Laurent Manœuvre
Couverture du livre : Maria Wiik, Femme ramant (détail)
Vers 1892, huile sur toile, 26,5 x 35,5 cm
Helsinki, Ateneum Art Museum,
Finnish National Gallery
© Bridgeman Images
Cet ouvrage a l’ambition de mettre en lumière la diffusion internationale de l’impressionnisme au travers de l’œuvre de femmes peintres. Elles sont une cinquantaine, nées entre 1840 et 1879, majoritairement Américaines ou Nordiques, mais aussi Australiennes, Belges, Britanniques, Canadiennes ou Slaves.
Les pionnières sont au nombre de quatre, engagées dans le mouvement impressionniste dès ses origines.
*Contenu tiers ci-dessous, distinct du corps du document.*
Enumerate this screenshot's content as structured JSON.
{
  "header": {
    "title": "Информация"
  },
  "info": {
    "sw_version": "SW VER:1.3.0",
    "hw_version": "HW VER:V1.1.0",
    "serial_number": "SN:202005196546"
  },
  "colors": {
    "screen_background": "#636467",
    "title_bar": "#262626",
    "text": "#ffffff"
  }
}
Parmi elles, deux Françaises, Berthe Morisot (1841-1895) et Marie Bracquemond (1840-1916), ainsi qu’une Américaine, Mary Cassatt (1844-1926). La quatrième, Éva Gonzalès (1849-1883), élève de Manet, reste en marge comme celui-ci du mouvement tout en étant extrêmement proche. Au cours des années 1870, les impressionnistes durent faire face à l’incompréhension du public, aux attaques de la plupart des critiques et à un véritable ostracisme de la part des instances officielles. Cette discrimination devenait plus marquée quand les peintres se trouvaient être des femmes. Car les femmes artistes sont alors loin d’avoir conquis l’égalité. Seul Manet, mentor de Morisot puis de Gonzalès, et à sa suite Mallarmé et Renoir, semblent avoir mesuré l’importance de ces artistes. Longtemps au cours du vingtième siècle, les historiens de l’art continueront de considérer ces quatre pionnières comme des actrices secondaires du mouvement impressionniste.
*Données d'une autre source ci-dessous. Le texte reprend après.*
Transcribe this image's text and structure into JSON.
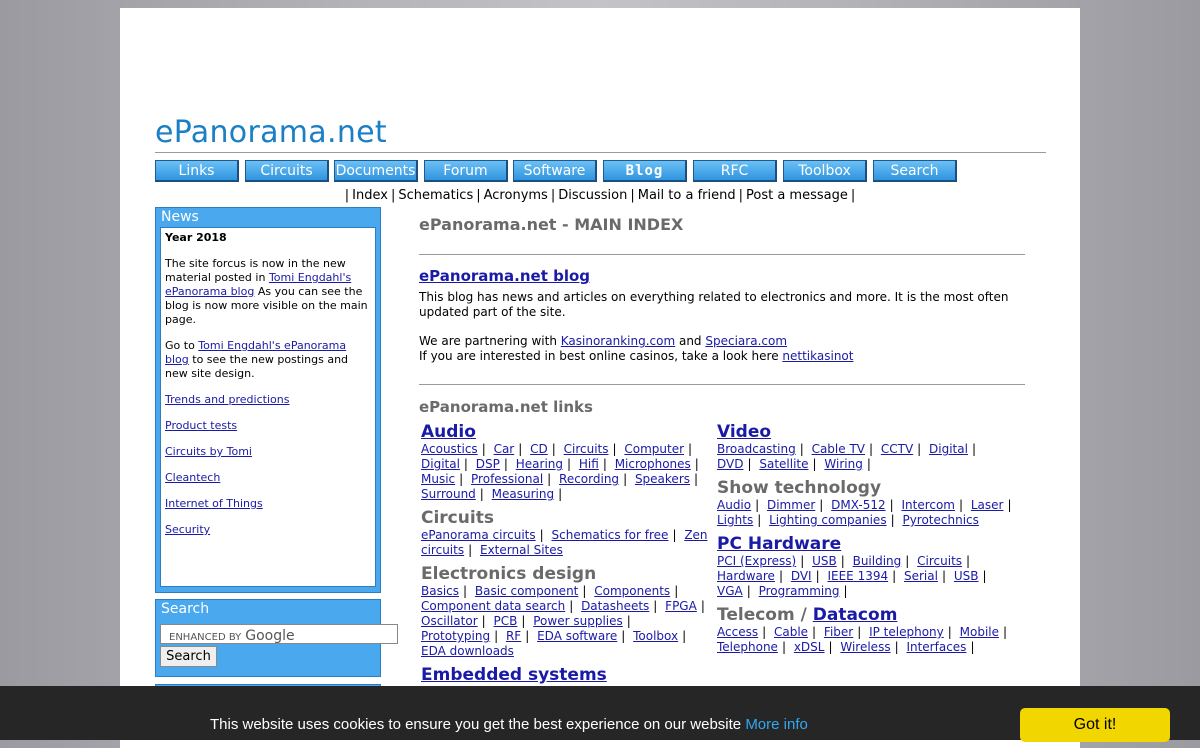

Pour la première fois, un historien de l’art français redonne aux femmes artistes leur place au sein de l’impressionnisme et rend hommage à leur talent et à leur engagement.
Historien de l’art, Laurent Manœuvre est ingénieur de recherche au service des musées de France. Il étudie depuis de nombreuses années les conditions du développement de l’impressionnisme. Il est l’auteur de plusieurs études, expositions et ouvrages consacrés à Boudin notamment Eugène Boudin, les plages aux Éditions des Falaises.
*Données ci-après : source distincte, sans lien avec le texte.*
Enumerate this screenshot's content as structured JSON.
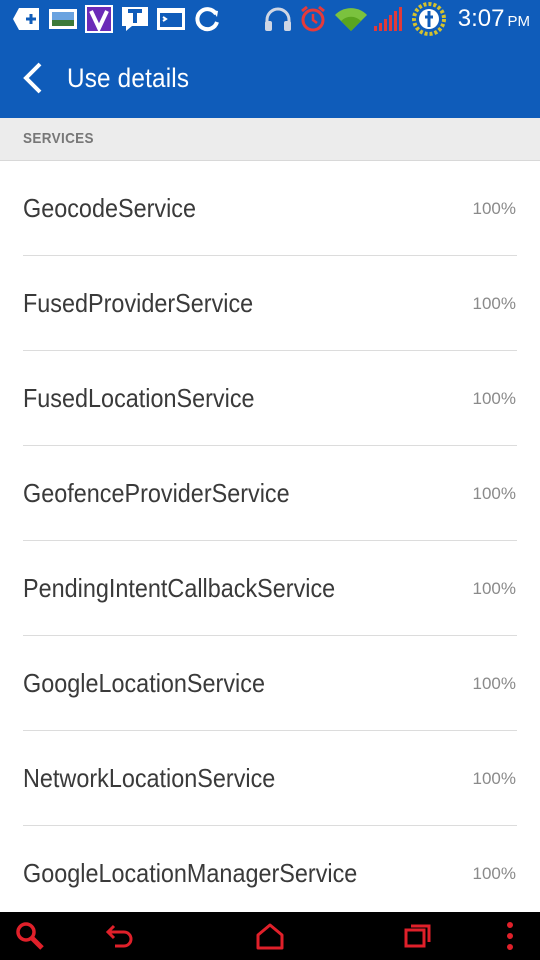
{
  "status_bar": {
    "time": "3:07",
    "ampm": "PM",
    "icons": [
      "add-icon",
      "gallery-icon",
      "viber-icon",
      "tmobile-icon",
      "terminal-icon",
      "sync-icon",
      "headphones-icon",
      "alarm-icon",
      "wifi-icon",
      "signal-icon",
      "battery-charging-icon"
    ]
  },
  "action_bar": {
    "back_icon": "chevron-left-icon",
    "title": "Use details"
  },
  "section": {
    "label": "SERVICES"
  },
  "services": [
    {
      "name": "GeocodeService",
      "percent": "100%"
    },
    {
      "name": "FusedProviderService",
      "percent": "100%"
    },
    {
      "name": "FusedLocationService",
      "percent": "100%"
    },
    {
      "name": "GeofenceProviderService",
      "percent": "100%"
    },
    {
      "name": "PendingIntentCallbackService",
      "percent": "100%"
    },
    {
      "name": "GoogleLocationService",
      "percent": "100%"
    },
    {
      "name": "NetworkLocationService",
      "percent": "100%"
    },
    {
      "name": "GoogleLocationManagerService",
      "percent": "100%"
    }
  ],
  "nav_bar": {
    "icons": [
      "search-icon",
      "back-icon",
      "home-icon",
      "recent-apps-icon",
      "menu-icon"
    ],
    "accent_color": "#e0202a"
  },
  "colors": {
    "primary": "#0f5cba",
    "section_bg": "#ececec"
  }
}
Introduction de Laurent Manœuvre
Impressionnistes au féminin ? Cassatt et Morisot, bien sûr. Mais qui connaît Marie Bracquemond ? Pourtant, elle expose aussi souvent avec les impressionnistes que Cassatt. Et les deux Jeanne ? Jeanne Gonzalès, que Huys- mans classe au nombre des élèves de Manet, au même titre que sa sœur Éva. Jeanne Baudot, l’élève de Renoir, qui expose à la galerie Durand-Ruel...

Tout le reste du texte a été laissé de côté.